The story is different in an enterprise that buys in software solutions, from companies that I like to refer to sometimes as Big Iron Software Vendors.
Big Iron Software Vendors are sales and, sometimes, consultancy driven. They are often driven by repeat sales, and, perhaps, after sales support. It's easier to sell to an existing customer than a new one, especially where the CFO's play golf together.
In order to make a sale, these Big Iron Software Vendors provide solutions to problems. It is in their best interests to show their customers that the problems, while highly complex, can be fixed by buying their software. In order to make their software marketable to many different customers, each product that the vendor sells often solves far more problems than any individual customer has. Thus it requires consultancy and integration work to make it fit the customers unique problems, and unique existing infrastructure.
The end result is that often, even while the immediate problem is fixed, new, and #better# complexity is introduced.
This may fix an immediate problem for the customer, but creates a virtuous cycle for the vendor that is not in the purchasers best interests. Their customers’ problems will change, and thus, in the future, they will need further help from the vendor, to fix different complex problems - which of course, include the previous vendor-led solutions.
You know, I don't think I produce better looking documents in Word 2007 than I did 10 or 11 years ago. And I probably publish them as PDF anyway.
Big Iron Software Vendors are not motivated to help their customers simplify their problems, and introduce the smallest possible solution that solves only the problem at hand. For all their talk, they are motivated to make as many sales (of consultancy, support, and licensing) as possible. Within the open source world in which we now live, where many free-to-install, community supported, and mature products exist to solve well known problems, vendors are forced to find another tack, and this seems to be the world for Business Process Management and Service Oriented Architectures, and in the Telco world, IMS and SDP - whatever that means, and I have some thoughts on that for later.
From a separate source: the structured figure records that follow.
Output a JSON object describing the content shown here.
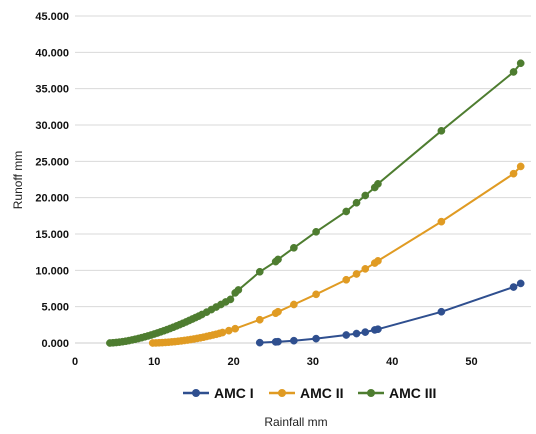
{
  "chart_data": {
    "type": "scatter",
    "xlabel": "Rainfall mm",
    "ylabel": "Runoff mm",
    "xlim": [
      0,
      57.5
    ],
    "ylim": [
      0,
      45
    ],
    "x_ticks": [
      "0",
      "10",
      "20",
      "30",
      "40",
      "50"
    ],
    "x_tick_values": [
      0,
      10,
      20,
      30,
      40,
      50
    ],
    "y_ticks": [
      "0.000",
      "5.000",
      "10.000",
      "15.000",
      "20.000",
      "25.000",
      "30.000",
      "35.000",
      "40.000",
      "45.000"
    ],
    "y_tick_values": [
      0,
      5,
      10,
      15,
      20,
      25,
      30,
      35,
      40,
      45
    ],
    "grid": "horizontal",
    "legend_position": "bottom",
    "series": [
      {
        "name": "AMC I",
        "color": "#2f4f8f",
        "x": [
          23.3,
          25.3,
          25.6,
          27.6,
          30.4,
          34.2,
          35.5,
          36.6,
          37.8,
          38.2,
          46.2,
          55.3,
          56.2
        ],
        "y": [
          0.05,
          0.15,
          0.18,
          0.32,
          0.6,
          1.1,
          1.3,
          1.5,
          1.8,
          1.9,
          4.3,
          7.7,
          8.2
        ]
      },
      {
        "name": "AMC II",
        "color": "#e09b23",
        "x": [
          9.8,
          10.2,
          10.6,
          11.0,
          11.4,
          11.8,
          12.2,
          12.6,
          13.0,
          13.4,
          13.8,
          14.2,
          14.6,
          15.0,
          15.4,
          15.8,
          16.2,
          16.6,
          17.0,
          17.4,
          17.8,
          18.2,
          18.6,
          19.4,
          20.2,
          23.3,
          25.3,
          25.6,
          27.6,
          30.4,
          34.2,
          35.5,
          36.6,
          37.8,
          38.2,
          46.2,
          55.3,
          56.2
        ],
        "y": [
          0.0,
          0.01,
          0.03,
          0.05,
          0.08,
          0.11,
          0.15,
          0.19,
          0.24,
          0.29,
          0.35,
          0.41,
          0.48,
          0.55,
          0.63,
          0.71,
          0.8,
          0.9,
          1.0,
          1.1,
          1.2,
          1.32,
          1.44,
          1.7,
          1.97,
          3.2,
          4.1,
          4.3,
          5.3,
          6.7,
          8.7,
          9.5,
          10.2,
          11.0,
          11.3,
          16.7,
          23.3,
          24.3
        ]
      },
      {
        "name": "AMC III",
        "color": "#4e7d30",
        "x": [
          4.4,
          4.8,
          5.2,
          5.6,
          6.0,
          6.4,
          6.8,
          7.2,
          7.6,
          8.0,
          8.4,
          8.8,
          9.2,
          9.6,
          10.0,
          10.4,
          10.8,
          11.2,
          11.6,
          12.0,
          12.4,
          12.8,
          13.2,
          13.6,
          14.0,
          14.4,
          14.8,
          15.2,
          15.6,
          16.0,
          16.6,
          17.2,
          17.8,
          18.4,
          19.0,
          19.6,
          20.2,
          20.6,
          23.3,
          25.3,
          25.6,
          27.6,
          30.4,
          34.2,
          35.5,
          36.6,
          37.8,
          38.2,
          46.2,
          55.3,
          56.2
        ],
        "y": [
          0.0,
          0.03,
          0.07,
          0.12,
          0.18,
          0.25,
          0.33,
          0.42,
          0.52,
          0.62,
          0.73,
          0.85,
          0.97,
          1.1,
          1.24,
          1.38,
          1.53,
          1.68,
          1.84,
          2.0,
          2.17,
          2.35,
          2.53,
          2.71,
          2.9,
          3.1,
          3.3,
          3.5,
          3.7,
          3.92,
          4.25,
          4.6,
          4.95,
          5.3,
          5.65,
          6.0,
          6.9,
          7.3,
          9.8,
          11.2,
          11.5,
          13.1,
          15.3,
          18.1,
          19.3,
          20.3,
          21.4,
          21.9,
          29.2,
          37.3,
          38.5
        ]
      }
    ]
  }
}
While enterprises are starting to wake up to this issue, in startup-land (and yes, I include Google and Amazon) the use of Big Iron software products to build out solutions is small and decreasing. I've been learning from these guys, and want to ensure in future that the enterprise architectures I provide to my stake holders are as simple as possible, while providing the right features at the right time, and not reliant on complex vendor products, except where absolutely necessary.
There are always new products, and sometimes complex vendor led solutions provide a fit. But I'm sure, that within the long term, the successful businesses that rely on software for day to day operations and competitive excellence will be the ones who remove the cost and reliance on licensed software. Otherwise they'll just have to factor it in to the cost of their own products.
What software license costs would you like to refactor out of your architecture? Or am I wrong, and should we keep drinking the Kool-Aid? Or should we just start thinking of Big Iron Software Vendors in the same way we think of outsourced development shops, and tell them what to build instead?